The Wnt/β-Catenin signaling pathway is implicated in numerous aspects of development, cell biology and physiology including the EMT process and chemo-resistance [
42]. Activation of Wnt/β-Catenin signaling is reportedly involved in P-gp-dependent and independent MDR [
43]. Increasing evidence suggests that the development of chemotherapy resistance is likely to correlate with changes in EMT phenotype [
44]. For instance, low E-cadherin expression and increased mesenchymal phenotype can lead to apoptosis resistance. This is supported by our observation that Nestin-overexpressing cells display a mesenchymal-like phenotype (E-cadherin-negative and N-cadherin-positive). In this study, we observed that the chemoresistant HCC cell lines with increased Nestin expression had different epithelial cell morphology compared to that of parent cells. The correlation between Nestin and EMT suggests possible involvement of Nestin in drug-resistance and tumor invasion. Nestin could induce MDR in HCC cells though the phosphorylation and inactivation of GSK-3β, as well as though enhanced expression, activation, and nuclear localization of β-catenin. Chemoresistance may be induced after exposure to 5-FU, ADM and L-OHP via the Nestin and Wnt/β-catenin signaling pathway. Nestin and Wnt/β-catenin signaling may exert multiple functions related to drug resistance, EMT, and migration/invasion of HCC cells.

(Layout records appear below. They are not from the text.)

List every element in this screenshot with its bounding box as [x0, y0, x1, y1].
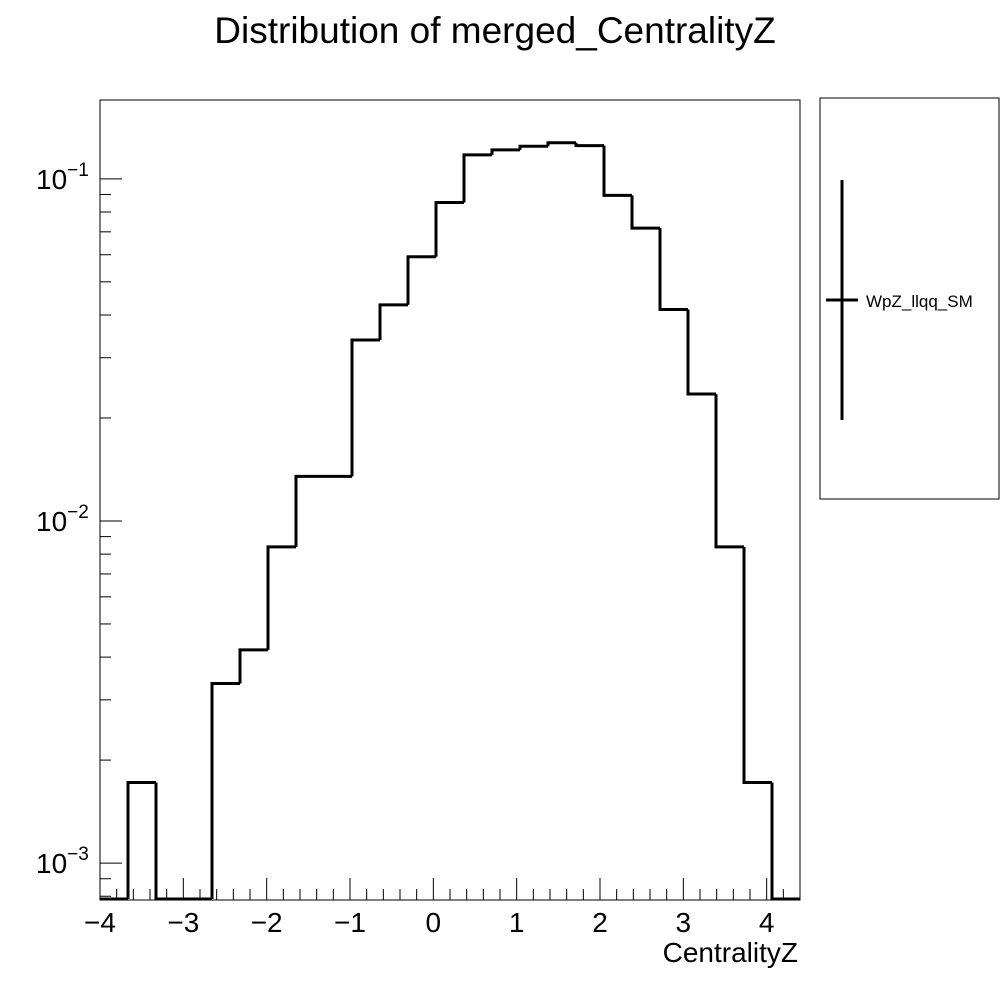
y-tick-label: 10−1 — [36, 160, 89, 195]
histogram-bin — [714, 394, 744, 549]
histogram-bin — [294, 474, 324, 547]
x-axis-label: CentralityZ — [662, 937, 798, 968]
legend-entry-label: WpZ_llqq_SM — [866, 292, 973, 311]
histogram-bin — [658, 228, 688, 312]
x-tick-label: 2 — [592, 907, 608, 938]
histogram-bin — [238, 648, 268, 684]
histogram-bin — [546, 141, 576, 147]
histogram-bin — [574, 142, 604, 148]
histogram-bin — [602, 145, 632, 197]
histogram-bin — [630, 195, 660, 230]
histogram-bin — [742, 546, 772, 785]
histogram-bin — [126, 781, 156, 899]
x-tick-label: 1 — [509, 907, 525, 938]
x-tick-label: 3 — [676, 907, 692, 938]
histogram-bin — [434, 200, 464, 257]
y-tick-label: 10−2 — [36, 502, 89, 537]
x-tick-label: −3 — [167, 907, 199, 938]
histogram-bin — [154, 782, 184, 901]
x-tick-label: −1 — [334, 907, 366, 938]
histogram-bin — [378, 303, 408, 341]
histogram-bin — [518, 144, 548, 150]
x-tick-label: −4 — [84, 907, 116, 938]
histogram-bin — [406, 255, 436, 305]
x-tick-label: −2 — [251, 907, 283, 938]
histogram-bin — [210, 681, 240, 899]
chart-title: Distribution of merged_CentralityZ — [214, 10, 776, 51]
x-tick-label: 0 — [426, 907, 442, 938]
plot-frame — [99, 99, 801, 901]
x-tick-label: 4 — [759, 907, 775, 938]
histogram-bin — [770, 782, 800, 901]
histogram-bin — [462, 153, 492, 203]
y-tick-label: 10−3 — [36, 844, 89, 879]
histogram-bin — [490, 148, 520, 155]
histogram-bin — [350, 338, 380, 477]
histogram-bin — [686, 309, 716, 396]
histogram-bin — [266, 545, 296, 650]
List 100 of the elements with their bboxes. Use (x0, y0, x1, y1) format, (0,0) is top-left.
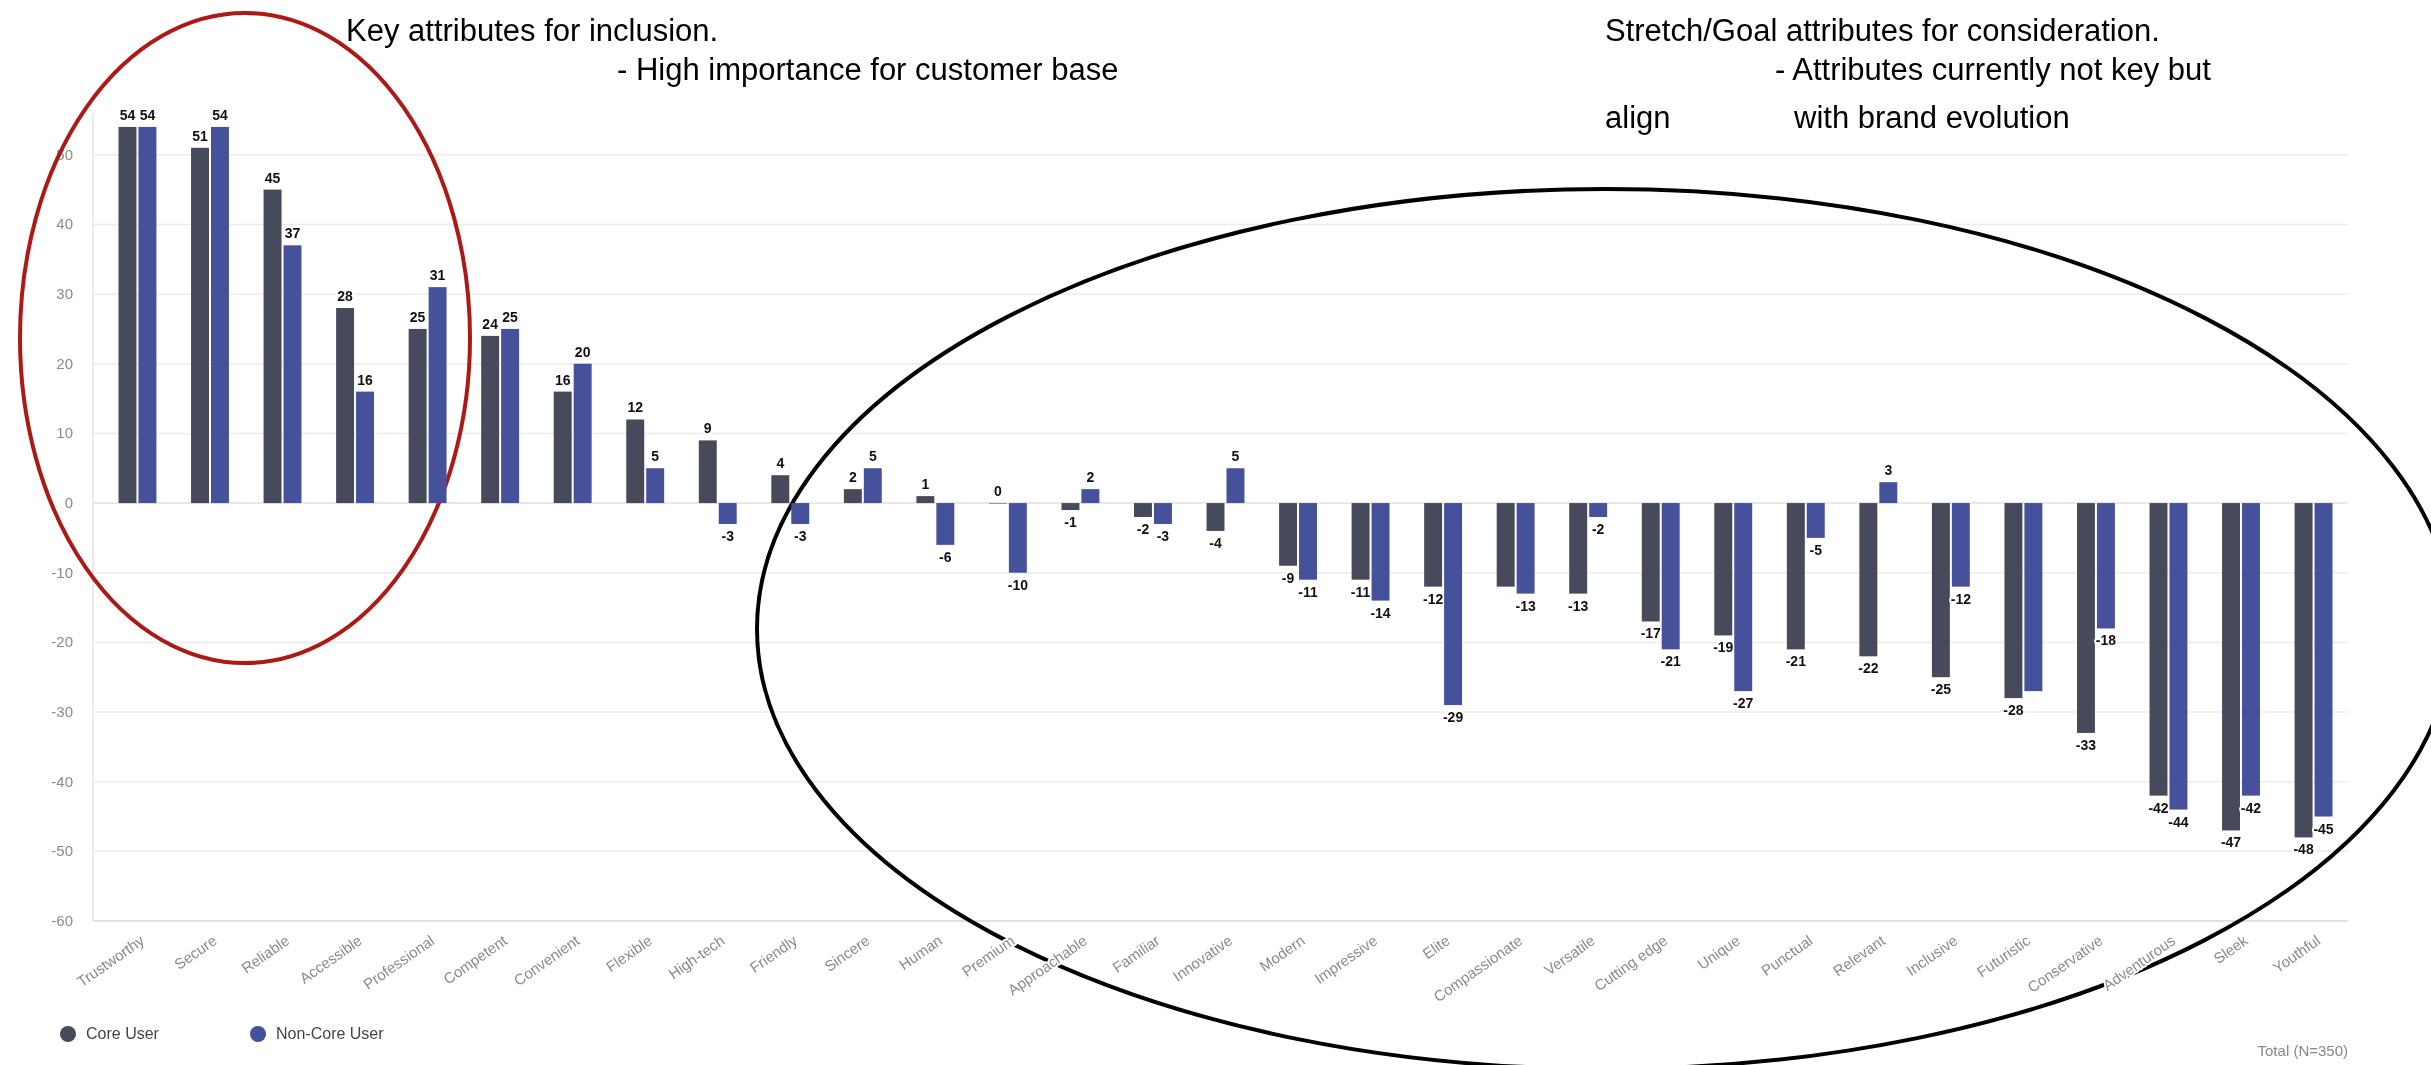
bar (626, 419, 645, 504)
bar (356, 391, 375, 504)
data-label: 20 (574, 343, 591, 360)
data-label: 12 (627, 399, 644, 416)
bar (916, 496, 935, 504)
y-tick-label: -20 (51, 633, 73, 651)
annotation: align (1605, 100, 1671, 135)
y-tick-label: 10 (56, 424, 73, 442)
text: - High importance for customer base (617, 52, 1119, 87)
data-label: -42 (2148, 799, 2169, 816)
data-label: -44 (2168, 813, 2189, 830)
data-label: -3 (721, 527, 735, 544)
bar (1299, 503, 1317, 580)
data-label: 31 (429, 267, 446, 284)
bar (2169, 503, 2188, 810)
bar (936, 503, 955, 545)
data-label: -45 (2313, 820, 2334, 837)
y-tick-label: -30 (51, 703, 73, 721)
bar (481, 335, 500, 504)
bar (283, 245, 302, 504)
data-label: 54 (139, 106, 156, 123)
bar (1661, 503, 1680, 650)
bar (1061, 503, 1080, 511)
data-label: -25 (1930, 681, 1952, 698)
bar (501, 328, 520, 504)
bar (573, 363, 592, 504)
data-label: 1 (921, 476, 930, 493)
bar (263, 189, 282, 504)
data-label: 16 (554, 371, 571, 388)
y-tick-label: -10 (51, 563, 73, 581)
data-label: -2 (1591, 521, 1605, 537)
bar (1153, 503, 1172, 524)
data-label: -9 (1281, 569, 1295, 586)
bar (1879, 482, 1898, 504)
bar (2222, 503, 2241, 831)
text: Stretch/Goal attributes for consideration. (1605, 13, 2160, 48)
data-label: -4 (1209, 534, 1222, 551)
bar (408, 328, 427, 504)
bar (1496, 503, 1515, 587)
legend-label: Non-Core User (276, 1025, 385, 1042)
y-tick-label: 30 (56, 285, 73, 303)
data-label: 2 (1086, 469, 1095, 486)
bar (1734, 503, 1753, 692)
bar (1424, 503, 1443, 587)
bar (1859, 503, 1878, 657)
bar (1279, 503, 1298, 566)
data-label: 54 (212, 106, 228, 123)
data-label: 24 (482, 315, 499, 332)
bar (2242, 503, 2260, 796)
bar (2149, 503, 2168, 796)
bar (1444, 503, 1463, 706)
bar (1081, 489, 1100, 504)
bar (138, 126, 157, 504)
bar (1786, 503, 1805, 650)
data-label: 25 (502, 308, 519, 325)
data-label: 0 (994, 483, 1003, 500)
data-label: -1 (1064, 514, 1077, 531)
bar (863, 468, 882, 504)
bar (2004, 503, 2023, 699)
data-label: 5 (1231, 448, 1240, 465)
data-label: -13 (1568, 597, 1589, 614)
data-label: -3 (1156, 527, 1170, 544)
text: - Attributes currently not key but (1775, 52, 2212, 87)
data-label: 28 (337, 288, 354, 305)
bar (1226, 468, 1245, 504)
data-label: -17 (1640, 625, 1662, 642)
data-label: -6 (939, 548, 952, 565)
bar (718, 503, 737, 524)
data-label: -3 (794, 527, 807, 544)
data-label: -13 (1515, 597, 1536, 614)
bar (1806, 503, 1825, 538)
text: Total (N=350) (2257, 1042, 2348, 1059)
data-label: -11 (1298, 583, 1318, 600)
data-label: 9 (703, 420, 712, 437)
data-label: 25 (409, 308, 426, 325)
data-label: 5 (868, 448, 877, 465)
bar (1931, 503, 1950, 678)
bar (1371, 503, 1390, 601)
data-label: -22 (1858, 660, 1879, 677)
bar (2076, 503, 2095, 733)
data-label: -21 (1660, 653, 1682, 670)
bar (1714, 503, 1733, 636)
bar (1134, 503, 1152, 517)
y-tick-label: -40 (51, 772, 73, 790)
bar (553, 391, 572, 504)
data-label: -19 (1713, 639, 1734, 656)
bar (843, 489, 862, 504)
data-label: 16 (357, 371, 374, 388)
bar (191, 147, 209, 504)
bar (698, 440, 717, 504)
data-label: -47 (2220, 834, 2242, 851)
bar (1516, 503, 1535, 594)
text: Key attributes for inclusion. (346, 13, 719, 48)
data-label: -18 (2095, 632, 2117, 649)
data-label: 37 (284, 225, 301, 242)
data-label: -33 (2075, 736, 2097, 753)
data-label: 5 (651, 448, 660, 465)
bar (210, 126, 229, 504)
bar (1206, 503, 1225, 531)
y-tick-label: 0 (64, 494, 73, 512)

CD44, one of the main Wnt/beta-catenin signaling target molecules as well as cancer stem cell marker molecules [
39,
40], is involved in acquisition of resistance to oxidative stress induced by the action of chemotherapeutic agents on the xCT transporter [
40,
41]. Li-Fraumeni syndrome (LFS), a hereditary syndrome characterized by predisposition to cancer that is commonly associated with a germline mutation in the tumor suppressor gene p53 [
45]. In a case report about LFS, surviving tumor cells population in the minimal residual disease state post chemotherapy were found to be enriched in CD44 variant 8-10-positive cancer stem-like cells [
46]. Given our finding that high levels of Nestin expression induce EMT, there is a high likelihood that Nestin+/CD44v8-10+ cells correspond to those cancer stem cells that give rise to relapse, metastasis and chemo-resistance. Tumor tissue consists of a diverse cellular population that are heterogeneous in terms of their dependency on the Warburg effect and their mitochondrial metabolism. Mitochondria play an important role in cancer metabolism, particularily in terms of their involvement in glutaminolysis [
36,
37,
47]. Importantly, some evidence suggests that oncogenic c-Myc mediates elevation of glutaminolysis in cancer cells [
47‐
49]. Tumor heterogeneity is the result of the hierarchical model with cancer stem cells and non-cancer stem cells. Normal hepatic tissue is composed of oxidative hepatic cells located near the portal vein and hypoxic hepatic cells located near to the central vein. It is widely recognized that these cell groups exhibit metabolic symbiosis that varies according to their local nutrient and oxygen microenvironment [
37]. Likewise, this is also the case in HCC tissues. It has been reported that the inflammatory cytokines produced by non-cancer stem cells due to chemotherapy leads to iatrogenic activation of cancer stem cells [
36]. Metabolic reprogramming may also underlie the difficulty in treating HCC associated with high Nestin expression.